Opini

Revitalisasi Baitul Mal di Aceh

422
Muhammad Syarif, SHI, MH. (Foto: Dok. Pribadi)

Oleh Bung Syarif*

Zakat merupakan pilar utama pemberdayaan ekonomi dalam Islam. Di antara lima hal yang menjadi rukun Islam yaitu; syahadat, shalat, zakat, puasa, dan haji. Ajaran zakat berdampak langsung dengan persoalan nyata yang dihadapi manusia dalam kontek kemiskinan dan ketidakadilan. Karenanya instrumen zakat menjadi solusi alternatif dalam persoalan pengentasan kemiskinan, khususnya di Aceh.

Lembaga Baitul Mal sebagai institusi resmi negara di Aceh telah bermetamorfosis kelembagaanya, dimana sebelumnya berbentuk Badan yang dipimpin oleh seorang kepala, kini menjadi Komisioner yang kepemimpinannya bersifat kolektif kolegial sesuai Qanun Aceh Nomor 10 Tahun 2018 tentang Baitul Mal.

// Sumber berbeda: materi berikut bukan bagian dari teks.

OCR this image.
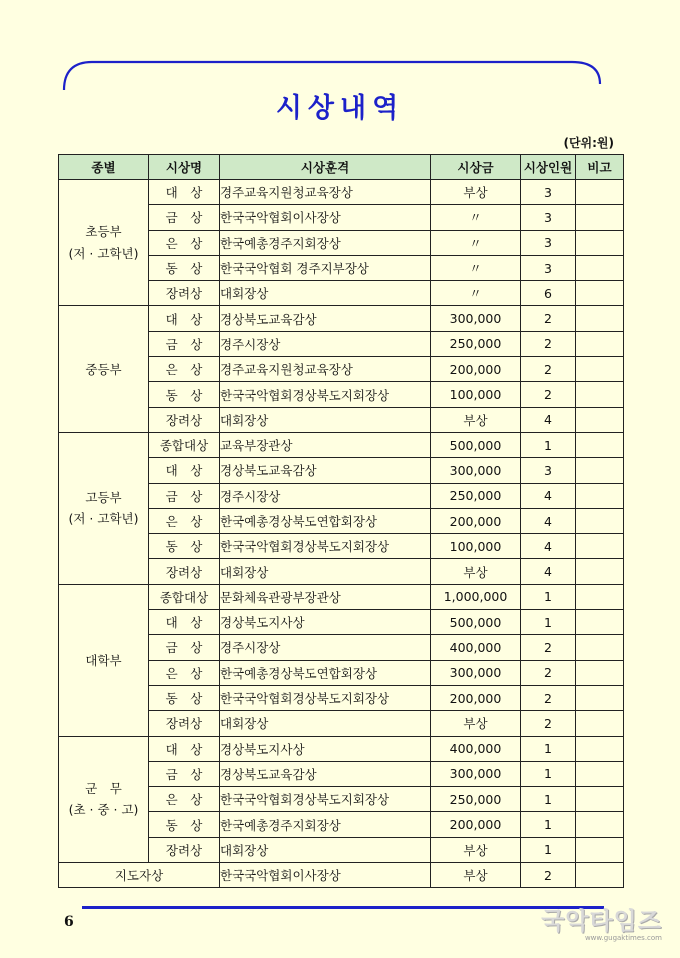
시상내역
(단위:원)
종별	시상명	시상훈격	시상금	시상인원	비고

초등부
(저 · 고학년)	대　상	경주교육지원청교육장상	부상	3	
	금　상	한국국악협회이사장상	〃	3	
	은　상	한국예총경주지회장상	〃	3	
	동　상	한국국악협회 경주지부장상	〃	3	
	장려상	대회장상	〃	6	

중등부	대　상	경상북도교육감상	300,000	2	
	금　상	경주시장상	250,000	2	
	은　상	경주교육지원청교육장상	200,000	2	
	동　상	한국국악협회경상북도지회장상	100,000	2	
	장려상	대회장상	부상	4	

고등부
(저 · 고학년)	종합대상	교육부장관상	500,000	1	
	대　상	경상북도교육감상	300,000	3	
	금　상	경주시장상	250,000	4	
	은　상	한국예총경상북도연합회장상	200,000	4	
	동　상	한국국악협회경상북도지회장상	100,000	4	
	장려상	대회장상	부상	4	

대학부	종합대상	문화체육관광부장관상	1,000,000	1	
	대　상	경상북도지사상	500,000	1	
	금　상	경주시장상	400,000	2	
	은　상	한국예총경상북도연합회장상	300,000	2	
	동　상	한국국악협회경상북도지회장상	200,000	2	
	장려상	대회장상	부상	2	

군　무
(초 · 중 · 고)	대　상	경상북도지사상	400,000	1	
	금　상	경상북도교육감상	300,000	1	
	은　상	한국국악협회경상북도지회장상	250,000	1	
	동　상	한국예총경주지회장상	200,000	1	
	장려상	대회장상	부상	1	
지도자상		한국국악협회이사장상	부상	2	
6	국악타임즈
www.gugaktimes.com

Optimalisasi Pengelolaan Zakat

Semangat perubahan lembaga Baitul Mal itu dalam rangka optimalisasi pengelolaan zakat, menyesuaikan pentadbirannya dengan kondisi kekinian, sebagaimana semangat filosofis dalam konsideran regelingnya yaitu: pengelolaan secara baik, efektif dan profesional. Semangat ini sejatinya menjadi spirit dalam rekruitmen pengelola Baitul Mal Aceh (BMA) dan Baitul Mal Kabupaten/Kota (BMK).

Berdasarkan publikasi BMA tahun 2024 berhasil mengumpulkan zakat sebesar Rp 59,9 miliar atau 133% dari target awal. Secara keseluruhan total penerimaan Baitul Mal Aceh (BMA) pada 2024 mencapai Rp 95,5 miliar atau 119% dari target yang direncanakan. Ini menunjukkan adanya kesadaran masyarakat Aceh yang semakin tinggi akan pentingnya membayar zakat dan infak pada BMA.

Potensi zakat ini lebih dominan berasal dari zakat yang dikeluarkan oleh Aparatur Sipil Negara (ASN) ketimbang sumber zakat dari profesi lainnya, seperti jasa perdagangan, pertanian, peternakan, perhotelan, pertambangan dan sebagainya.

Target penerimaan zakat di Banda Aceh tahun 2024 sebesar Rp 22 Miliar dan hanya mampu direalisasikan sebesar Rp 15,5 miliar. Sementara potensi zakat di Banda Aceh pada 2025 diperkirakan mencapai Rp 240 miliar yang berasal dari ASN, lembaga perbankan, instansi vertikal dan berbagai sumber lainnya.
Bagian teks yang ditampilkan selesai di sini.